To access Indicator Search from the event JSON on an alert details page or in Data Explorer results:
  1. 1.
    Hover over any field value in the JSON and click the search icon that appears:
    The image shows a magnifying glass icon circled next to an indicator.
  2. 2.
    Select the date range you would like to search against:
    The image shows a date range selected, and a blue search button next to the date range fields. The screen displays a message that says "Nothing searched yet."
  3. 3.
    Click the magnifying glass icon to search.
    • The search will return hits of your searched value across all log types. You can investigate these events further by clicking on a tile, which will redirect you to the Data Explorer, or View in Indicator Search, which will redirect you to Indicator Search.
      Results from an Indicator Search initiated by a magnifying glass click are shown. Arrows point to a results tile as well as the View in Indicator Search link.

Pivoting on a regular field vs. its p_any_ field

As log events from a certain source are ingested, the values of the fields marked as indicators in its schema will be extracted into the corresponding p_any_ fields (as designated in the schema's indicators field). The original log field and the appended associated p_any_ field will then have the same value, visible in the event's JSON.
Take, for example, the below snippet of JSON from a log event associated with an alert. Notice how access_device.hostname and p_any_domain_names both have a value of DESKTOP-OG33GT1.
A snippet of JSON from a log event is shown, with fields like access_device (with sub fields like hostname and ip), application, auth_device, and p_any_domain_names
Pivoting on the lower p_any_domain_names field (by hovering over it, clicking the magnifying glass, then clicking View in Indicator Search), will result in a pre-populated Indicator Search with DESKTOP-OG33GT1 in the search bar and Auto Detect Type selected in the Field dropdown. Auto Detect Type will determine that DESKTOP-OG33GT1 is a domain name. Executing this search will scan the p_any_domain_names field of all logs, across sources, for DESKTOP-OG33GT1 .
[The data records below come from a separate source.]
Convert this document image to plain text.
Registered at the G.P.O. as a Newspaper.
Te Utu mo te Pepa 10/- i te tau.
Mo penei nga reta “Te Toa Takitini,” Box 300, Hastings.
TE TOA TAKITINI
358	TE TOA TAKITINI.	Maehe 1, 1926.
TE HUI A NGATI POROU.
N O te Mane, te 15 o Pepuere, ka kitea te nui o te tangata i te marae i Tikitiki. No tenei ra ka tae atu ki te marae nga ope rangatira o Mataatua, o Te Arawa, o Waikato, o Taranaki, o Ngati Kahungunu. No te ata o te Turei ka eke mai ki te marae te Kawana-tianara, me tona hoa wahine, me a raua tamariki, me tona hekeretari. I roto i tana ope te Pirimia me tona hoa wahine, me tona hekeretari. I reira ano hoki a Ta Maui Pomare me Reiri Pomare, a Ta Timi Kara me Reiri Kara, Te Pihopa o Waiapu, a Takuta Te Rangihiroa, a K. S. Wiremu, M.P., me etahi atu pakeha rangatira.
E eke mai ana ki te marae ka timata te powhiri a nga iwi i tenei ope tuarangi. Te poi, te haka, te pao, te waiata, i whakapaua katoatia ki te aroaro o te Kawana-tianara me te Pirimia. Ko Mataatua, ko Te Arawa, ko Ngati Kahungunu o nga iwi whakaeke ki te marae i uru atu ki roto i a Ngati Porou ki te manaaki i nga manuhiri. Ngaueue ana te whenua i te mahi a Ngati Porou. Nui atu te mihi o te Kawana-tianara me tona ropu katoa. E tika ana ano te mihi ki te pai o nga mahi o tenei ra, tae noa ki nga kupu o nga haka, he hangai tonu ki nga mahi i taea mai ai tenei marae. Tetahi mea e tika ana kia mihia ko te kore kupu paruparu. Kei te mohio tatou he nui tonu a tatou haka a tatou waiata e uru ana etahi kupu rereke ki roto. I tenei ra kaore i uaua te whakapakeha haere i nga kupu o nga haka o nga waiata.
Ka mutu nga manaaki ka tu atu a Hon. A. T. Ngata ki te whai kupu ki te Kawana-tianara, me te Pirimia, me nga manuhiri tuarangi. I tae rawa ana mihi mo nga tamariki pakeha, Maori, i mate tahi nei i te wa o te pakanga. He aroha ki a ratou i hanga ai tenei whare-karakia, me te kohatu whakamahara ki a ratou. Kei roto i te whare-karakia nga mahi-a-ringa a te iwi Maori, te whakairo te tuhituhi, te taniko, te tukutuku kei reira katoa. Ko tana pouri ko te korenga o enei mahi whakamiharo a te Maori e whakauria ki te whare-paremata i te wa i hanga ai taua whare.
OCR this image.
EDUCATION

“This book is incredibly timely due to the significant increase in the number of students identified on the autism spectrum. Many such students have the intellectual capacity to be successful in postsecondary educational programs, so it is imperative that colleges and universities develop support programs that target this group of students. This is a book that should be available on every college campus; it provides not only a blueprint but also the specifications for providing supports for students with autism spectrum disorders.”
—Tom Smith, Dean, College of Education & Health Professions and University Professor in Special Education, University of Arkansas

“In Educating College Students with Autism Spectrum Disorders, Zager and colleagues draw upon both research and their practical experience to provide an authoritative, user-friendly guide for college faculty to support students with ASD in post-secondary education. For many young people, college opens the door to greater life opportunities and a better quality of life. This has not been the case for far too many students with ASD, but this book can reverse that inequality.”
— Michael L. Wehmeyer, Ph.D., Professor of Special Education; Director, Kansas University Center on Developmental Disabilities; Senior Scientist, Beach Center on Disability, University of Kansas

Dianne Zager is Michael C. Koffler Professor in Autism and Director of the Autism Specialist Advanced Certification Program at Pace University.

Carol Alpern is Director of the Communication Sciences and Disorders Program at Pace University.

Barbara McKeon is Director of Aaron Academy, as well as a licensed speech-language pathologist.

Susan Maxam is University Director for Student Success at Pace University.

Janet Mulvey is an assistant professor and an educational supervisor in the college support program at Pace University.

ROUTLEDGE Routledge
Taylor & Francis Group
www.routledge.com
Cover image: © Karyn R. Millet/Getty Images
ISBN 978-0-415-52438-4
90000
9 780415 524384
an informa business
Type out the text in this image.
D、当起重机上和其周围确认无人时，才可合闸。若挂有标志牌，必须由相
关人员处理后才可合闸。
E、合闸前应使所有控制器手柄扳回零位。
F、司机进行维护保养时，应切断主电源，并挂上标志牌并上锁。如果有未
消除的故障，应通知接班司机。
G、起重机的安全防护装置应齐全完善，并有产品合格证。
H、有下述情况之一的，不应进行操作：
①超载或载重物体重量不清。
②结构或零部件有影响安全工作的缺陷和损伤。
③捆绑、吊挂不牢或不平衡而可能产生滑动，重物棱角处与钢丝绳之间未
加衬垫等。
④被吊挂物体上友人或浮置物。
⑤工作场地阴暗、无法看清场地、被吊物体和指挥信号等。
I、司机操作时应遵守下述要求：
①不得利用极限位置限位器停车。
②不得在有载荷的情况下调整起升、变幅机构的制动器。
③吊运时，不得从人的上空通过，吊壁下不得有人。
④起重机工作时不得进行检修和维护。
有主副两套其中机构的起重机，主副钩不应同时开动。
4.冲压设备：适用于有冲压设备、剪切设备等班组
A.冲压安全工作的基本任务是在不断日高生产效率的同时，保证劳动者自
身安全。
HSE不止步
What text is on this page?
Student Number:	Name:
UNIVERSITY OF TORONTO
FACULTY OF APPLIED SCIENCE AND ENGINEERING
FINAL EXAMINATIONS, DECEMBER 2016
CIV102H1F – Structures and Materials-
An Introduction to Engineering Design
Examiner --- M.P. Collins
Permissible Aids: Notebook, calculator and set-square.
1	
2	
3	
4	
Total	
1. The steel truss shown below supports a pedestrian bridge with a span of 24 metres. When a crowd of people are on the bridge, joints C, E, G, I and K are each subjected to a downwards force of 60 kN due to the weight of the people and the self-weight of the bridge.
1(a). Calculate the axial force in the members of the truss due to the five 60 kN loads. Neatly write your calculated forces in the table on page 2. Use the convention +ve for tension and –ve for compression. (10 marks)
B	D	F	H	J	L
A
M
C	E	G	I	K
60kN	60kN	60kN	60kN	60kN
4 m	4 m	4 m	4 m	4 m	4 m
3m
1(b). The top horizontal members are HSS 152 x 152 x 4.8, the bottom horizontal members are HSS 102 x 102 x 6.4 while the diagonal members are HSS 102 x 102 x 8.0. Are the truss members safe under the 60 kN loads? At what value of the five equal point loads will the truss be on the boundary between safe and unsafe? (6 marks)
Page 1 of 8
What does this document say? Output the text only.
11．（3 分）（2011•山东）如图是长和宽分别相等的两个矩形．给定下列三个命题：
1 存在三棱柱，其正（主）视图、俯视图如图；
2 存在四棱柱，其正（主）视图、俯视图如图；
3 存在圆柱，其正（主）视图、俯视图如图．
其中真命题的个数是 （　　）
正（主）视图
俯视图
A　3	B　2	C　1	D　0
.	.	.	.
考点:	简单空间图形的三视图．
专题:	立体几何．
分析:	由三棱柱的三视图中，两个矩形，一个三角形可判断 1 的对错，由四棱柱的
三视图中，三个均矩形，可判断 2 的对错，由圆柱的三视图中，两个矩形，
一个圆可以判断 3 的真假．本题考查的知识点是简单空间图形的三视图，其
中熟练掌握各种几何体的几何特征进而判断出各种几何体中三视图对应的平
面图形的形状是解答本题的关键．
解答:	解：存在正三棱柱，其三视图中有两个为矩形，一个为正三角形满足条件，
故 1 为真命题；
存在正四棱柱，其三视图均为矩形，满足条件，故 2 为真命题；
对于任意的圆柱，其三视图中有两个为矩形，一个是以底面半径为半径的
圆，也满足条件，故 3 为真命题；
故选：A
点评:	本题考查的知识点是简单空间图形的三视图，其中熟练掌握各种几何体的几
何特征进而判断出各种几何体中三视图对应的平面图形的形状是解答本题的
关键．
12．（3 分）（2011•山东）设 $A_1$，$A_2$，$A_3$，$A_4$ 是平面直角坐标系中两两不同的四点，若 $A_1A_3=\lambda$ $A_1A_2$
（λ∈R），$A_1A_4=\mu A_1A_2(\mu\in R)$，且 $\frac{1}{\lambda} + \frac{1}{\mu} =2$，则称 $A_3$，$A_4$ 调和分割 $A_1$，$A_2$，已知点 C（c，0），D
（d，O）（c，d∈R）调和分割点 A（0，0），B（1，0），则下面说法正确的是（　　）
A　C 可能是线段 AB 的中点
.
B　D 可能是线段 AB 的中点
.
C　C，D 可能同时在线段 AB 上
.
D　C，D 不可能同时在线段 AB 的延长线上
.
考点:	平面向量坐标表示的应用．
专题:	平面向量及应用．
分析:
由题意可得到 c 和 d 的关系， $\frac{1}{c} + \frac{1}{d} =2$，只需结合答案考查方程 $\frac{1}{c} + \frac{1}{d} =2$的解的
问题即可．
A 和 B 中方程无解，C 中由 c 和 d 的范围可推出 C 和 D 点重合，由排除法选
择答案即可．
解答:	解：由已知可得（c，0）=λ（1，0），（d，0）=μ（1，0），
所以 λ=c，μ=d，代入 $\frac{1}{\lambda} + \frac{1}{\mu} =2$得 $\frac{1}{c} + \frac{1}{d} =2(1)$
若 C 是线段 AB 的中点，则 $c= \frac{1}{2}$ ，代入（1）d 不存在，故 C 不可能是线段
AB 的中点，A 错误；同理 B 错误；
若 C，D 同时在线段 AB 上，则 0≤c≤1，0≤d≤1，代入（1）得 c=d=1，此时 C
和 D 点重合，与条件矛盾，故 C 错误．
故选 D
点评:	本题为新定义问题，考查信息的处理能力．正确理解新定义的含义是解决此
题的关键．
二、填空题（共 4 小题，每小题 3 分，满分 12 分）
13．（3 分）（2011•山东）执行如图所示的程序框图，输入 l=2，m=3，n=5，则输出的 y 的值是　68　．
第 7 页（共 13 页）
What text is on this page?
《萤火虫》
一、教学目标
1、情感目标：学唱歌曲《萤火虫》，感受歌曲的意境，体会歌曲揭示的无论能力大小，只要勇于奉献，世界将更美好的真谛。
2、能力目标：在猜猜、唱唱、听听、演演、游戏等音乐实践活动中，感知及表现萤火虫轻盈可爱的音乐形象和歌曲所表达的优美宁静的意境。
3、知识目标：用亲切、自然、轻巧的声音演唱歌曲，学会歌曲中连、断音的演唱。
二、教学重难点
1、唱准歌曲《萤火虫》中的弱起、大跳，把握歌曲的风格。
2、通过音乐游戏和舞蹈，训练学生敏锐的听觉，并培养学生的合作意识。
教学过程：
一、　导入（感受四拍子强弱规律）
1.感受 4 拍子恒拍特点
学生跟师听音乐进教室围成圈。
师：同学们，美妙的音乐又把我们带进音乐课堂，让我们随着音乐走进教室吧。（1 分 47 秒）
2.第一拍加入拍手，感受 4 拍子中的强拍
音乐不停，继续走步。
Indicator Search's input fields are shown. In the main search bar is DESKTOP-OG33GT1, and the Field dropdown has Auto Detect Type selected
Alternatively, pivoting on the original field, access_device.hostname (by hovering over it, clicking the magnifying glass, then clicking View in Indicator Search), will result in an Indicator Search using Simple Search. Executing this search will scan all logs containing an access_device.hostname field for DESKTOP-OG33GT1. Logs from other sources with fields that might contain hostname values, but that don't have the exact access_device.hostname syntax (say they, for example, use device.hostname), will not be searched for DESKTOP-OG33GT1, nor returned in the results set.
Indicator Search's input fields are shown. In the main search bar is access_device.hostname = 'DESKTOP-OG33GT1' and in the Field selector, Simple Search has been chosen
The Simple Search for DESKTOP-OG33GT1 is therefore limited in scope compared to the Auto Detect Type search leveraging Panther's Indicator Fields. For this reason, it's recommended to pivot on p_any_ fields, when possible.